Chunk upload consistency question

Hi all,

I have been monitoring the file access logs for three different backup softwares, Duplicacy, Arq and Kopia.

I noticed that Arq and Kopia always uploads files to a temporary name (Kopia) or a temporary folder (Arq) before moving it to the proper place after upload has completed.
Duplicacy on the other hand seems to upload directly to it’s final place.

Is there some specific reason Arq and Kopia needs to do this but Duplicacy does not?

And how does Duplicacy guard against a partial upload remaining in place and future backups assuming the chunk is valid and allowing it to be deduplicated?

Thanks!
-Alex

Duplicacy does the same upload/rename on some backends, that don’t guarantee the transfer atomicity, such as sftp.

Other remotes do provide a way to validate uploads by checksums. Duplicacy sends a checksum along with the payload. So if the transfer is interrupted, the checksum won’t match, and the remove will discard the partial file.

Not renaming the files allows you to harden security of your backup by providing duplicacy with limited access keys – for example that only allow create, but not modify or delete objects.

Kopia and Arq perhaps chose the blanket approach to avoid customizing each remote and thus simplify maintenance.

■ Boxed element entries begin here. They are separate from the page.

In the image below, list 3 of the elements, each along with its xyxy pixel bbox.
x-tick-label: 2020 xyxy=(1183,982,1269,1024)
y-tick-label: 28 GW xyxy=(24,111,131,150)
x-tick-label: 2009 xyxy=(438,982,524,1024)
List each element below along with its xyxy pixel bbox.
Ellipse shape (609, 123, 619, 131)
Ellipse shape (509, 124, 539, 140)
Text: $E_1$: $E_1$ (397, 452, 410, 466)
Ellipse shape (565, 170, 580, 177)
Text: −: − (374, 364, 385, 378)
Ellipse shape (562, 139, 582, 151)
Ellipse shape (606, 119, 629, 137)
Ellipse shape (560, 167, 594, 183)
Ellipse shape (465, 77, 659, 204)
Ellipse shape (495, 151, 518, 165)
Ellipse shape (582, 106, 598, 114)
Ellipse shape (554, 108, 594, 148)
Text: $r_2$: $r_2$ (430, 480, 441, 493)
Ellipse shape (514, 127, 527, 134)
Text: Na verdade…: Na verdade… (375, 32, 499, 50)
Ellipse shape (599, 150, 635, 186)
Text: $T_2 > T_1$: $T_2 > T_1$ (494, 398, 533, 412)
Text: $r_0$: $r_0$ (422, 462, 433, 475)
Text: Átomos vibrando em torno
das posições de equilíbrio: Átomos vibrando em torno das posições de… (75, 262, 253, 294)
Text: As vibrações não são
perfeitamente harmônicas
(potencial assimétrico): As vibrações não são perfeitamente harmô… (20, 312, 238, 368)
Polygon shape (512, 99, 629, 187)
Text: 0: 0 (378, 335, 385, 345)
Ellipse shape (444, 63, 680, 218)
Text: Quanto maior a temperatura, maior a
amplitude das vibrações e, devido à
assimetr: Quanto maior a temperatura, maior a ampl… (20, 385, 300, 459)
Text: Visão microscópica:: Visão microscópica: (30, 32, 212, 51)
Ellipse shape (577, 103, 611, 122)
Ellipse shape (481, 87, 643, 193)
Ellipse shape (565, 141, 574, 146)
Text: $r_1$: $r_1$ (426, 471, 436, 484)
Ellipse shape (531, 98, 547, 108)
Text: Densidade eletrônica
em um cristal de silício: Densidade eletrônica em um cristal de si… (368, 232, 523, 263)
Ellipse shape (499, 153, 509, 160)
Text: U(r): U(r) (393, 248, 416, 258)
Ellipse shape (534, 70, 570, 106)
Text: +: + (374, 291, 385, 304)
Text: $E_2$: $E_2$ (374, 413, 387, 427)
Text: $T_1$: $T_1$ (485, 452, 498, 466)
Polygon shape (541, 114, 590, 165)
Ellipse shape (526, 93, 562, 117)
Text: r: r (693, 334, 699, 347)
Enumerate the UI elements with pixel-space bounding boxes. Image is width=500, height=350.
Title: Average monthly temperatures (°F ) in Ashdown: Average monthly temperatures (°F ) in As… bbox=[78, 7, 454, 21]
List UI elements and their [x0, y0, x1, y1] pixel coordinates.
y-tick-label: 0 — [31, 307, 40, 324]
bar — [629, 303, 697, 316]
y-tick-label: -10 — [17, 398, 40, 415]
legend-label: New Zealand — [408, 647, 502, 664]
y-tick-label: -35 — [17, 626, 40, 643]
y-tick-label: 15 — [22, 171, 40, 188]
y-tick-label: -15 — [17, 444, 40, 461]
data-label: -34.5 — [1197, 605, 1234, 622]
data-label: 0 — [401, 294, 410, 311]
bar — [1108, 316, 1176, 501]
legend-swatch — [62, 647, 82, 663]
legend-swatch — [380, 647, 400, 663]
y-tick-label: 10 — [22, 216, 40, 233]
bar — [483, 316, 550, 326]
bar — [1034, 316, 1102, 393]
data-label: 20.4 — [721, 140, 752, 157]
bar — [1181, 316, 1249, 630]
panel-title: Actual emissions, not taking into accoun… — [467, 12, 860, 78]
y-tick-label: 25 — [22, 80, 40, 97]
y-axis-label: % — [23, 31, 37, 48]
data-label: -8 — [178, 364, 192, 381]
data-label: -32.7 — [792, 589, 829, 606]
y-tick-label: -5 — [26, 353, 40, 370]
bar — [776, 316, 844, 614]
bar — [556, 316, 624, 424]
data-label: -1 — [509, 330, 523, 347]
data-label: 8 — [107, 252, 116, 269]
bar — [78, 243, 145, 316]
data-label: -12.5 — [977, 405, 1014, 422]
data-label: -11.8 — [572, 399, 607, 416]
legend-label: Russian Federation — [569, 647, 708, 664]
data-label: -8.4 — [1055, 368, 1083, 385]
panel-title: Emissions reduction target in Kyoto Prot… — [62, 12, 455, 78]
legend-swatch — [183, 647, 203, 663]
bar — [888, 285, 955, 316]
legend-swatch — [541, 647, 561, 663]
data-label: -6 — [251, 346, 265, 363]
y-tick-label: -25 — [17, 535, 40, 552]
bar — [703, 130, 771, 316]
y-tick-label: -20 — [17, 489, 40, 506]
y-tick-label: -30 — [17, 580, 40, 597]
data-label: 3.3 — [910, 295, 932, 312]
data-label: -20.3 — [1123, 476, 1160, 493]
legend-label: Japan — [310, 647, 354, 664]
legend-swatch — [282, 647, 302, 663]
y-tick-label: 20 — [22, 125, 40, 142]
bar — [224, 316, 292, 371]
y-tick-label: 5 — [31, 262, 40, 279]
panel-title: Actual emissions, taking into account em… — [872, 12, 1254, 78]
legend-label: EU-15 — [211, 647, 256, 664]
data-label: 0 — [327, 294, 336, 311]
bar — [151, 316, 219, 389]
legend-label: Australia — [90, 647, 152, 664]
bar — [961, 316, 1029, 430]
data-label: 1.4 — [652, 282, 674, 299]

Which remote were you comparing access with?

Thank you for a detailed answer.

I believe I understand the logic. And if uploads are guaranteed to be either all or nothing it makes total sense. The blanket approach explanation also makes sense.

I observed the logs from rclone serving sftp (Arq) and webdav (Duplicacy and Kopia).

Thanks!

1 Like

I would warn against using WebDAV for any non-trivial amount of data. The protocol was designed for document exchange, a few files in a folder. The workload duplicacy is exerting is vastly different: hundreds of thousands of chunks in hundreds of folders. You will be seeing stability and performance issues as your backup set grows. This is not specific to duplicacy.

Treat WebDAV as a last resort or only use it for very small backups. If your storage provider however only supports WebDAV — it’s likely ill-suited to serve as a backup destination to begin with. Any issues that result from backup program usage pattern will land on supports deaf ears. You can search this and other backup programs forums for WebDAV. This too is not specific to duplicacy.

It looks Arq made a smart decision of not supporting WebDAV to begin with. My personal opinion always was that duplicacy and other backup tools shall drop this altogether. Not just WebDAV but all other document exchange oriented endpoints like OneDrive, DropBox, pcloud. But I’m just another user, it depends on a balance between attracting users that can only b backup to WebDAV vs support volume when something inevitably goes wrong.